Hi Mandeep,

On 01/11, Mandeep Singh Baines wrote:

quoted

quoted

#define while_each_thread(g, t, o) \
	while (t->group_leader == o && (t = next_thread(t)) != g)

Where o should have the value of g->group_leader.

I don't understand how this helps... and how this can work even
ignoring the barriers.

OK, we have the main thream M and the sub-thread T, we are doing

	do {
		do_something(t);
	} while_each_thread(M, t, M);

why we can't miss T if it does exec?

So for:

struct task *M; /* assuming this is passed in to us */
struct task *L = M->group_leader;

L == M

do {
	do_something(T);
} while_each_thread(M, T, L);

Here is my thinking.

If some thread K does exec, you won't miss it because:

1) Ignoring the group_leader check, you'll visit K just by following
   next_thread(). That's the case today and is what you except
   when iterating over an rcu_list.
2) (t->group_leader == o) will fail iff t is the exec thread.
   Since we test t->group_leader before re-assigning it (t=next_thread()),
   the test will fail only after visiting the exec thread. So you'll
   visit the exec thread and then terminate the loop.

Still can't understand... Lets look at this trivial example again.

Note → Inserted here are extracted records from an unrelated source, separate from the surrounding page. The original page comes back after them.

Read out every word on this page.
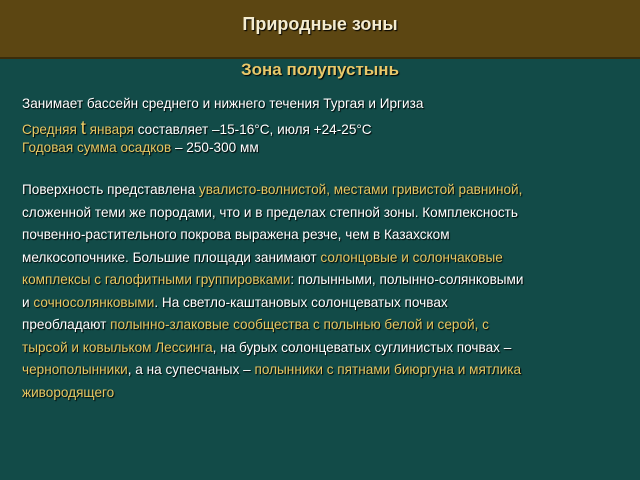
Природные зоны
Зона полупустынь
Занимает бассейн среднего и нижнего течения Тургая и Иргиза
Средняя t января составляет –15-16°С, июля +24-25°С
Годовая сумма осадков – 250-300 мм
Поверхность представлена увалисто-волнистой, местами гривистой равниной,
сложенной теми же породами, что и в пределах степной зоны. Комплексность
почвенно-растительного покрова выражена резче, чем в Казахском
мелкосопочнике. Большие площади занимают солонцовые и солончаковые
комплексы с галофитными группировками: полынными, полынно-солянковыми
и сочносолянковыми. На светло-каштановых солонцеватых почвах
преобладают полынно-злаковые сообщества с полынью белой и серой, с
тырсой и ковыльком Лессинга, на бурых солонцеватых суглинистых почвах –
чернополынники, а на супесчаных – полынники с пятнами биюргуна и мятлика
живородящего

We start from the main thread M, it is ->group_leader. There is
another thread T in this thread group. We are doing

	OLD = M;

	t = M;
	do {
		do_smth(t);
	}
	while (t->group_leader == OLD && ((t = next_thread(t)) != M);

The first iteration does do_smth(M).

T calls de_thread() and, in particular, it does M->group_leader = T
(see "leader->group_leader = tsk" in de_thread).

after that t->group_leader == OLD fails. t == M, its group_leader == T.
do_smth(T) won't be called.

No?

Oleg.